Глухов сделал паузу и покосился на Олейника – тот сидел, пощипывал светлый ус, и что-то чиркал на лежавшем перед ним листке. Лицо его казалось хмурым. Лист, насколько мог разглядеть Ян Глебович, был ксероксом письма из Красноярского УВД. Того самого, где поминалась щедрая компания "Фарм Плюс".

– Далее в версии есть развился. Возможно, средств у Саркисова не хватило, и он обратился к Виктору Мосолову, приятелю и бывшему коллеге по Химико-фармацевтическому институту – оба они там доценствовали в советские времена. Столь же вероятно, что Мосолов был саркисовским компаньоном с самого начала и вкладывал деньги в его проект. Но не один, а вместе с братом, Нилом Петровичем Мосоловым, и с супругой их кузена Ольгой Николаевной Пережогиной… – Ян Глебович заметил, как дрогнули губы у Олейника, будто он что-то хотел сказать, да вовремя остановился. – Пережогина, – продолжал Глухов все тем же ровным голосом, – владеет сетью коммерческих аптек, а ее муж – депутат Законодательного Собрания, влиятельная фигура в городской медицинской комиссии. Говоря определеннее, он способствует распределению кредитов: кому их давать, под закупку каких лекарств, у каких зарубежных фирм и по какой цене. Затем, как я полагаю, кредитуемые спонсируют его избирательную кампанию. Майор Красавина, – Глухов кивнул в сторону Линды, – составила их список и провела анализ недавних выборов – по округу, где баллотировался Пережогин.

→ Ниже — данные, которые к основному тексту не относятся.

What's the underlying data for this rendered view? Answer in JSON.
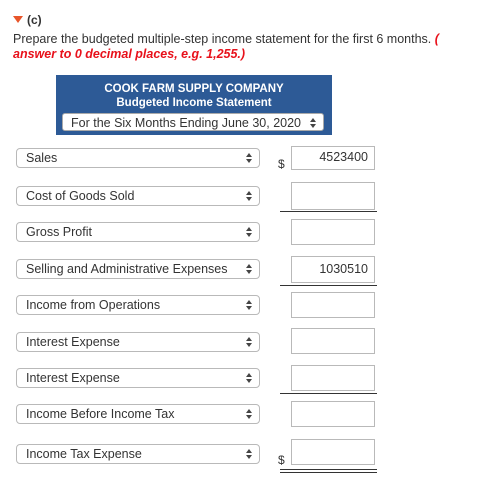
{
  "part_label": "(c)",
  "prompt": {
    "line1": "Prepare the budgeted multiple-step income statement for the first 6 months.",
    "line1_red": "(",
    "line2_red": "answer to 0 decimal places, e.g. 1,255.)"
  },
  "header": {
    "company": "COOK FARM SUPPLY COMPANY",
    "statement": "Budgeted Income Statement",
    "period": "For the Six Months Ending June 30, 2020"
  },
  "rows": [
    {
      "label": "Sales",
      "value": "4523400",
      "dollar": "$"
    },
    {
      "label": "Cost of Goods Sold",
      "value": ""
    },
    {
      "label": "Gross Profit",
      "value": ""
    },
    {
      "label": "Selling and Administrative Expenses",
      "value": "1030510"
    },
    {
      "label": "Income from Operations",
      "value": ""
    },
    {
      "label": "Interest Expense",
      "value": ""
    },
    {
      "label": "Interest Expense",
      "value": ""
    },
    {
      "label": "Income Before Income Tax",
      "value": ""
    },
    {
      "label": "Income Tax Expense",
      "value": "",
      "dollar": "$"
    }
  ],
  "colors": {
    "accent_red": "#e8111b",
    "banner_blue": "#2d5a96",
    "triangle": "#e8552a"
  }
}
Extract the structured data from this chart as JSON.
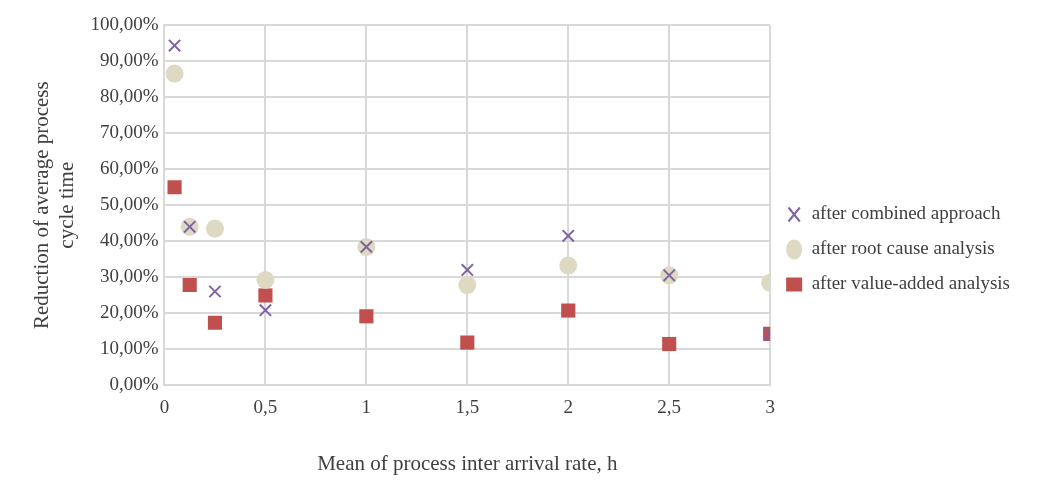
{
  "chart_data": {
    "type": "scatter",
    "xlabel": "Mean of process inter arrival rate, h",
    "ylabel": "Reduction of average process cycle time",
    "xlim": [
      0,
      3
    ],
    "xticks": [
      0,
      {
        "value": 0.5,
        "label": "0,5"
      },
      1,
      {
        "value": 1.5,
        "label": "1,5"
      },
      2,
      {
        "value": 2.5,
        "label": "2,5"
      },
      3
    ],
    "ylim": [
      0,
      100
    ],
    "yticks": [
      {
        "value": 0,
        "label": "0,00%"
      },
      {
        "value": 10,
        "label": "10,00%"
      },
      {
        "value": 20,
        "label": "20,00%"
      },
      {
        "value": 30,
        "label": "30,00%"
      },
      {
        "value": 40,
        "label": "40,00%"
      },
      {
        "value": 50,
        "label": "50,00%"
      },
      {
        "value": 60,
        "label": "60,00%"
      },
      {
        "value": 70,
        "label": "70,00%"
      },
      {
        "value": 80,
        "label": "80,00%"
      },
      {
        "value": 90,
        "label": "90,00%"
      },
      {
        "value": 100,
        "label": "100,00%"
      }
    ],
    "grid": true,
    "legend": "right",
    "x": [
      0.05,
      0.125,
      0.25,
      0.5,
      1,
      1.5,
      2,
      2.5,
      3
    ],
    "series": [
      {
        "name": "after value-added analysis",
        "color": "#c0504d",
        "marker": "square",
        "values": [
          55,
          27.8,
          17.3,
          24.9,
          19.1,
          11.8,
          20.7,
          11.4,
          14.2
        ]
      },
      {
        "name": "after root cause analysis",
        "color": "#ddd9c3",
        "marker": "circle",
        "values": [
          86.6,
          44.0,
          43.5,
          29.2,
          38.4,
          27.8,
          33.2,
          30.5,
          28.4
        ]
      },
      {
        "name": "after combined approach",
        "color": "#8064a2",
        "marker": "cross",
        "values": [
          94.4,
          44.0,
          26.0,
          20.8,
          38.4,
          32.0,
          41.5,
          30.5,
          14.2
        ]
      }
    ]
  }
}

Часть этих спонсорских денег пошла на подкуп неимущих избирателей, под видом соглашения о найме агитаторов. И наняли их…

Тут Ян Глебович повернулся к Линде, и она с усмешкой уточнила:

– Около четырнадцати тысяч.

– Вот это да! – Валя Караганов присвистнул. – Каждому по паре сотен… или хотя бы по стольнику… И выйдет лимон! Еще и побольше!

Олейник похлопал ладонью по столу.

– Не будем отвлекаться, коллеги! Ни на Пережогина, ни на недавние выборы. Ян Глебович, прошу вас, продолжайте.

Не хочет заострять внимание на Пережогине, подумал Глухов. Мысль эта была неприятной – словно намек, что депутаты, мол, нам не по зубам.

– Перехожу к дальнейшему развитию событий, – Глухов упрямо наклонил голову, рассматривая стиснутые кулаки, лежавшие на коленях.